Взглянул я и на книги; их было много, растрепанных и разношерстных. Впрочем, одна полка была опрятнее остальных, и здесь я приметил вот какую последовательность, из которой складывалась, как мне мимолетом померещилось, некая до странного знакомая музыкальная фраза: «Гамлет», «Смерть Артура»[26], «Мост Сент-Луис Рей»[27], «Доктор Джекиль и мистер Гайд»[28], «Южный ветер»[29], «Дама с собачкой», «Госпожа Бовари», «Человек-невидимка»[30], «Восстановленное время»[31], Англо-персидский словарь, «Сочинитель Трикси»[32], «Аня в Стране Чудес»[33], «Улисс»[34], «Как покупать лошадь»[35], «Король Лир»…
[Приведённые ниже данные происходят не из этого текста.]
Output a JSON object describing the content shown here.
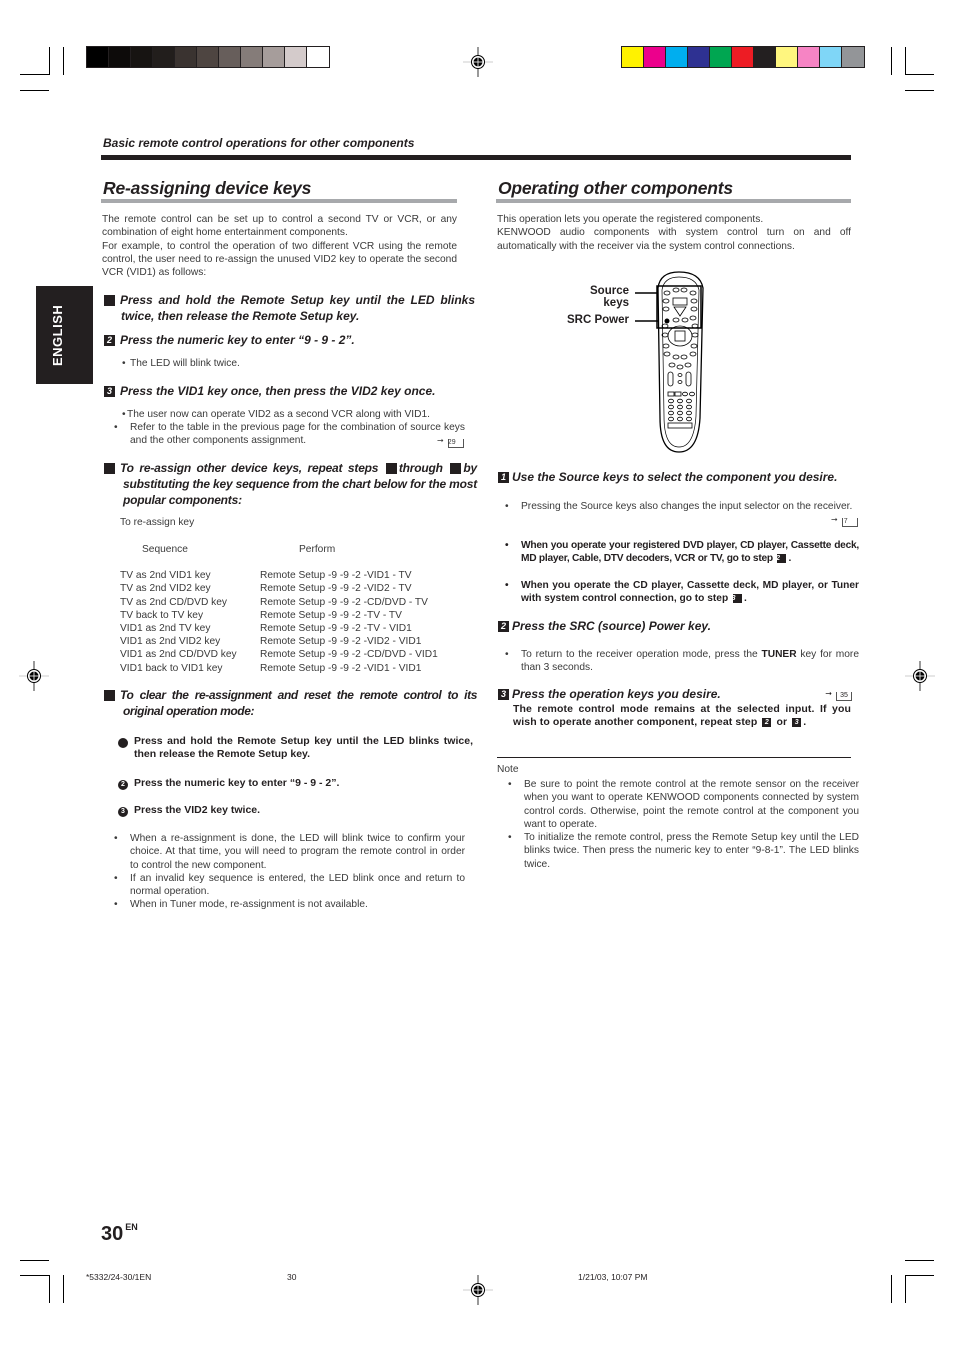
{
  "print_marks": {
    "gray_swatches": [
      "#000000",
      "#0d0b0a",
      "#171412",
      "#221e1c",
      "#3a3330",
      "#4e4541",
      "#675e5b",
      "#857c79",
      "#a69d9b",
      "#d4cbcb",
      "#ffffff"
    ],
    "color_swatches": [
      "#fff200",
      "#ec008c",
      "#00aeef",
      "#2e3192",
      "#00a651",
      "#ed1c24",
      "#231f20",
      "#fff67f",
      "#f684c4",
      "#7fd6f7",
      "#939598"
    ]
  },
  "header": {
    "section_label": "Basic remote control operations for other components"
  },
  "side_tab": {
    "label": "ENGLISH"
  },
  "left": {
    "title": "Re-assigning device keys",
    "intro": "The remote control can be set up to control a second TV or VCR, or any combination of eight home entertainment components.",
    "intro2": "For example, to control the operation of two different VCR using the remote control, the user need to re-assign the unused VID2 key to operate the second VCR (VID1) as follows:",
    "steps": [
      {
        "num": "1",
        "text": "Press and hold the Remote Setup key until the LED blinks twice, then release the Remote Setup key."
      },
      {
        "num": "2",
        "text": "Press the numeric key to enter “9 - 9 - 2”.",
        "bullets": [
          "The LED will blink twice."
        ]
      },
      {
        "num": "3",
        "text": "Press the VID1 key once, then press the VID2 key once.",
        "bullets": [
          "The user now can operate VID2 as a second VCR along  with VID1.",
          "Refer to the table in the previous page for the combination of source keys and the other components assignment."
        ],
        "page_ref": "29"
      },
      {
        "num": "4",
        "text_a": "To re-assign other device keys, repeat steps",
        "ref_a": "1",
        "text_b": "through",
        "ref_b": "3",
        "text_c": "by substituting the key sequence from the chart below for the most popular components:"
      },
      {
        "num": "5",
        "text": "To clear the re-assignment and reset the remote control to its original operation mode:"
      }
    ],
    "table": {
      "caption": "To re-assign key",
      "headers": [
        "Sequence",
        "Perform"
      ],
      "rows": [
        [
          "TV as 2nd VID1 key",
          "Remote Setup -9 -9 -2 -VID1 - TV"
        ],
        [
          "TV as 2nd VID2 key",
          "Remote Setup -9 -9 -2 -VID2 - TV"
        ],
        [
          "TV as 2nd CD/DVD key",
          "Remote Setup -9 -9 -2 -CD/DVD - TV"
        ],
        [
          "TV back to TV key",
          "Remote Setup -9 -9 -2 -TV - TV"
        ],
        [
          "VID1 as 2nd TV key",
          "Remote Setup -9 -9 -2 -TV - VID1"
        ],
        [
          "VID1 as 2nd VID2 key",
          "Remote Setup -9 -9 -2 -VID2 - VID1"
        ],
        [
          "VID1 as 2nd CD/DVD key",
          "Remote Setup -9 -9 -2 -CD/DVD - VID1"
        ],
        [
          "VID1 back to VID1 key",
          "Remote Setup -9 -9 -2 -VID1 - VID1"
        ]
      ]
    },
    "substeps": [
      {
        "num": "1",
        "text": "Press and hold the Remote Setup key until the LED blinks twice, then release the Remote Setup key."
      },
      {
        "num": "2",
        "text": "Press the numeric key to enter “9 - 9 - 2”."
      },
      {
        "num": "3",
        "text": "Press the VID2 key twice."
      }
    ],
    "final_bullets": [
      "When a re-assignment is done, the LED will blink twice to confirm your choice. At that time, you will need to program the remote control in order to control the new component.",
      "If an invalid key sequence is entered, the LED blink once and return to normal operation.",
      "When in Tuner mode, re-assignment is not available."
    ]
  },
  "right": {
    "title": "Operating other components",
    "intro": "This operation lets you operate the registered components.",
    "intro2": "KENWOOD audio components with system control turn on and off automatically with the receiver via the system control connections.",
    "figure": {
      "callout_source_a": "Source",
      "callout_source_b": "keys",
      "callout_src_power": "SRC Power"
    },
    "steps": [
      {
        "num": "1",
        "text": "Use the Source keys to select the component you desire.",
        "bullet1": "Pressing the Source keys also changes the input selector on the receiver.",
        "bullet1_ref": "7",
        "bullet2_a": "When you operate your registered DVD player, CD player, Cassette deck, MD player, Cable, DTV decoders, VCR or TV, go to step",
        "bullet2_ref": "2",
        "bullet3_a": "When you operate the CD player, Cassette deck, MD player, or Tuner with system control connection, go to step",
        "bullet3_ref": "3"
      },
      {
        "num": "2",
        "text": "Press the SRC (source) Power key.",
        "bullet_a": "To return to the receiver operation mode, press the",
        "bullet_key": "TUNER",
        "bullet_b": "key for more than 3 seconds."
      },
      {
        "num": "3",
        "text": "Press the operation keys you desire.",
        "page_ref": "35",
        "detail_a": "The remote control mode remains at the selected input. If you wish to operate another component, repeat step",
        "detail_ref_a": "2",
        "detail_or": "or",
        "detail_ref_b": "3"
      }
    ],
    "note": {
      "label": "Note",
      "bullets": [
        "Be sure to point the remote control at the remote sensor on the receiver when you want to operate KENWOOD components connected by system control cords. Otherwise, point the remote control at the component you want to operate.",
        "To initialize the remote control, press the Remote Setup key until the LED blinks twice. Then press the numeric key to enter “9-8-1”. The LED blinks twice."
      ]
    }
  },
  "footer": {
    "page_number": "30",
    "page_lang": "EN",
    "job_code": "*5332/24-30/1EN",
    "slug_page": "30",
    "timestamp": "1/21/03, 10:07 PM"
  }
}
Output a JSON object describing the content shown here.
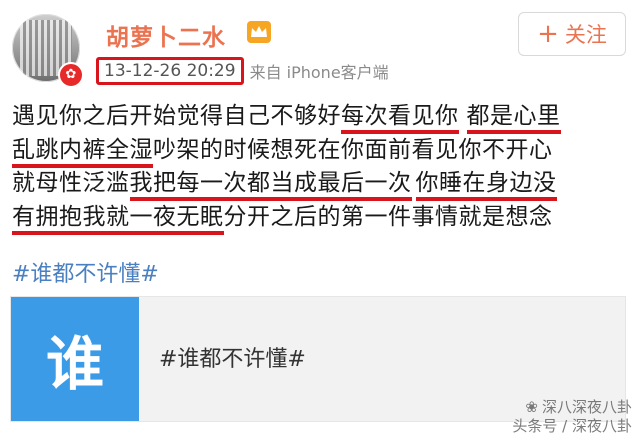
{
  "post": {
    "username": "胡萝卜二水",
    "badge_icon": "crown-icon",
    "timestamp": "13-12-26 20:29",
    "source": "来自 iPhone客户端",
    "follow_label": "关注",
    "follow_icon": "plus-icon",
    "text_lines": [
      [
        "遇见你之后开始觉得自己不够好",
        "每次看见你",
        "都是心里"
      ],
      [
        "乱跳内裤全湿",
        "吵架的时候想死在你面前看见你不开心"
      ],
      [
        "就母性泛滥",
        "我把每一次都当成最后一次",
        "你睡在身边没"
      ],
      [
        "有拥抱我就一夜无眠",
        "分开之后的第一件事情就是想念"
      ]
    ],
    "hashtag": "#谁都不许懂#"
  },
  "card": {
    "thumb_char": "谁",
    "title": "#谁都不许懂#"
  },
  "watermark": {
    "line1": "深八深夜八卦",
    "line2": "头条号 / 深夜八卦"
  },
  "colors": {
    "username": "#eb7350",
    "highlight_underline": "#d8151c",
    "hashtag": "#4a7fc1",
    "card_thumb": "#3b9be6"
  }
}
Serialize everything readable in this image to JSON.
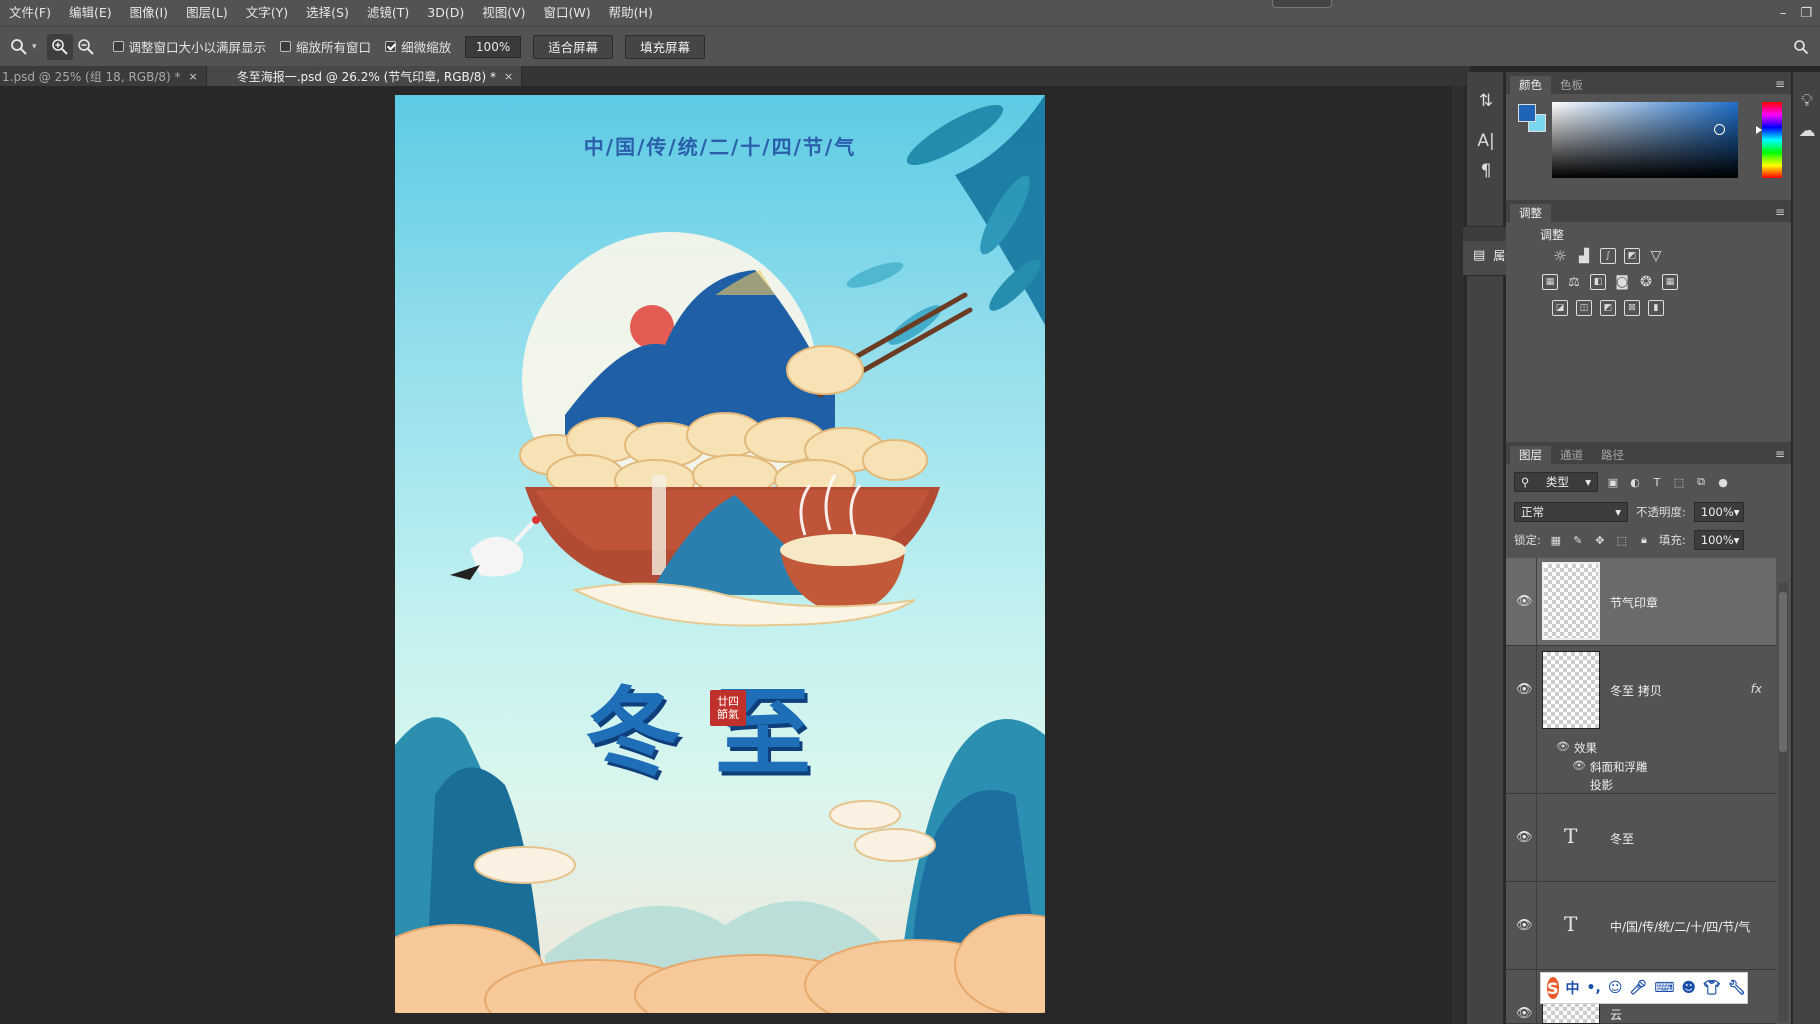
{
  "menubar": {
    "items": [
      "文件(F)",
      "编辑(E)",
      "图像(I)",
      "图层(L)",
      "文字(Y)",
      "选择(S)",
      "滤镜(T)",
      "3D(D)",
      "视图(V)",
      "窗口(W)",
      "帮助(H)"
    ]
  },
  "options": {
    "resize_windows": "调整窗口大小以满屏显示",
    "zoom_all_windows": "缩放所有窗口",
    "scrubby_zoom": "细微缩放",
    "zoom_value": "100%",
    "fit_screen": "适合屏幕",
    "fill_screen": "填充屏幕"
  },
  "tabs": [
    {
      "label": "1.psd @ 25% (组 18, RGB/8) *",
      "close": "×"
    },
    {
      "label": "冬至海报一.psd @ 26.2% (节气印章, RGB/8) *",
      "close": "×"
    }
  ],
  "poster": {
    "title": "中/国/传/统/二/十/四/节/气",
    "heading": "冬至",
    "seal": "廿四節氣"
  },
  "props_popup": {
    "label": "属性"
  },
  "color_panel": {
    "tabs": [
      "颜色",
      "色板"
    ],
    "fg_color": "#1e64b8",
    "bg_color": "#7ad7f0"
  },
  "adjust_panel": {
    "tab": "调整",
    "title": "调整"
  },
  "layers_panel": {
    "tabs": [
      "图层",
      "通道",
      "路径"
    ],
    "filter_type": "类型",
    "blend_mode": "正常",
    "opacity_label": "不透明度:",
    "opacity_value": "100%",
    "lock_label": "锁定:",
    "fill_label": "填充:",
    "fill_value": "100%",
    "layers": [
      {
        "name": "节气印章"
      },
      {
        "name": "冬至 拷贝",
        "fx": "fx"
      },
      {
        "name": "冬至"
      },
      {
        "name": "中/国/传/统/二/十/四/节/气"
      },
      {
        "name": "云"
      }
    ],
    "effects": {
      "label": "效果",
      "bevel": "斜面和浮雕",
      "shadow": "投影"
    }
  },
  "ime": {
    "mode": "中"
  }
}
Мелодия коротко вздохнула и затихла. Я вернулся к столу и принялся разбирать отложенные письма. По большей части это была деловая переписка, и я полагал себя вправе просмотреть ее. Некоторые письма не имели отношения к роду занятий Севастьяна, другие же имели. Тут царил безпорядок, и многие намеки были мне непонятны. В нескольких случаях он хранил копии своих писем, так что передо мной был, например, весь без изъятия, длинный, колоритный диалог между ним и его издателем по поводу одной книги. Затем какая‐то назойливая личность из Румынии запрашивала о правах на издание… Узнал я о количестве проданных книг в Англии и на подвластных ей территориях… Цифры были не блестящие, хотя в одном по крайней мере случае весьма удовлетворительные. Несколько писем было от пишущей братии. Некий писатель, автор одной-единственной известной книги, мягко пенял Севастьяну (от 4 апреля 1928 года) за то, что у него слишком много «Конрада», и советовал ему в будущих книгах радикально изъять его из «конокрада», а остальное беречь «как зеницу», – что мне показалось довольно глупо.
Наконец, в самом низу пачки, я нашел матушкины и свои письма вместе с несколькими от его товарища по университету; и, преодолевая некоторое сопротивление листков (старые письма очень не любят, чтобы их разворачивали), я вдруг понял, куда, на какое отъезжее поле, лежал теперь мой путь.
25
Здесь игра слов, которой я не могу по‐русски передать дословно: по‐английски название третьей от конца буквы алфавита звучит как английское вопрошание («почему?»), следующая же буква, «икс», означает, разумеется, неизвестное в уравнении, т. е. «когда игреки – вопросы превратятся в иксы – неизвестные».
26
Томаса Мэлори (1470).
27
Книга Торнтона Вайльдера (Wilder, 1927): история незнакомых друг другу людей, оказавшихся на рухнувшем мосту в Перу.
28
Роберта Луиса Стивенсона (1886), о раздвоении человека.
29
Роман Нормана Дугласа (Douglas, 1917).
30
Герберта Уэльса (1897).
31
Последняя книга романа Пруста о потерянном времени.
32
Комический роман Вильяма Кейна (Caine, 1924).
33
Знаменитая книга Луиса Карроля (в переводе Набокова).
34
Роман об июньском дне 1904 года Джеймса Джойса (1922).
35
Юмористические очерки Фрэнсиса Бэрнанда (Burnand, 1875).